HAMILTON: Ayala was among the skeptics. So, he and his team began studying parasites carried by chimps. First, they discovered a parasite that was much closer to falciparum than the bird parasites. Then they tried to figure out whether this parasite had infected a common ancestor of humans and chimps millions of years ago or whether the chimp version had jumped into humans more recently. His team took samples of parasites from chimps and humans and studied regions of DNA in which mutations tend to accumulate at a known rate.

Prof. AYALA: Because they are timekeepers.

HAMILTON: The regions act as a sort of genetic clock: the longer a parasite has been around, the more mutations it acquires. Ayala says his team found that the chimp parasite called reichenowi, had a lot more mutations than the human parasite, falciparum.

Prof. AYALA: Indicating, thereby, clearly that the reichenowi is the ancestor of falciparum. At some point there was a transmission from a chimp to a human.

HAMILTON: Hartl says the finding offers a major revision of malaria's history.

Prof. HARTL: It suggests that there was a single transfer from chimps to humans, and that it surely occurred well within the last, let's say, 100,000 years.

HAMILTON: And perhaps quite recently. Scientists say it's only in the past 10,000 years or so that nomadic people in Africa began to settle down and cultivate the land.

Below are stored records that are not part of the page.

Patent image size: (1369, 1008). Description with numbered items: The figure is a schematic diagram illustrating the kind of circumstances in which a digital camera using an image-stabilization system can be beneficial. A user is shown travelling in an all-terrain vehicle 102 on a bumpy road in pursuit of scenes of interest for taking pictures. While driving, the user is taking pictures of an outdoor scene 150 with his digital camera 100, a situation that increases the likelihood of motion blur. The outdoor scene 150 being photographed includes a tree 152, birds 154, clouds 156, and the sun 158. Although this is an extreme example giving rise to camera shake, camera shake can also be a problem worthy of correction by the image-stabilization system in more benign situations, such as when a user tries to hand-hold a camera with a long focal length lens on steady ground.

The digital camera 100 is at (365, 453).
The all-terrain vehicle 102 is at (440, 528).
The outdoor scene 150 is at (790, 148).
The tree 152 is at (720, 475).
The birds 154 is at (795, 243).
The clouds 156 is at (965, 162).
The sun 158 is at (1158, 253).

That meant denser populations and standing water, the conditions that make it easy for mosquitoes to transmit parasites from one person to the next. Hartl says Ayala's version of events makes sense to him.

Prof. HARTL: This brings the human malaria picture into consonance with what we know about other monkey and primate malarias.

HAMILTON: As well as what we know about diseases including HIV. And that should make it easier to come up with better medicines or a vaccine. The malaria research appears in the Proceedings of the National Academy of Sciences.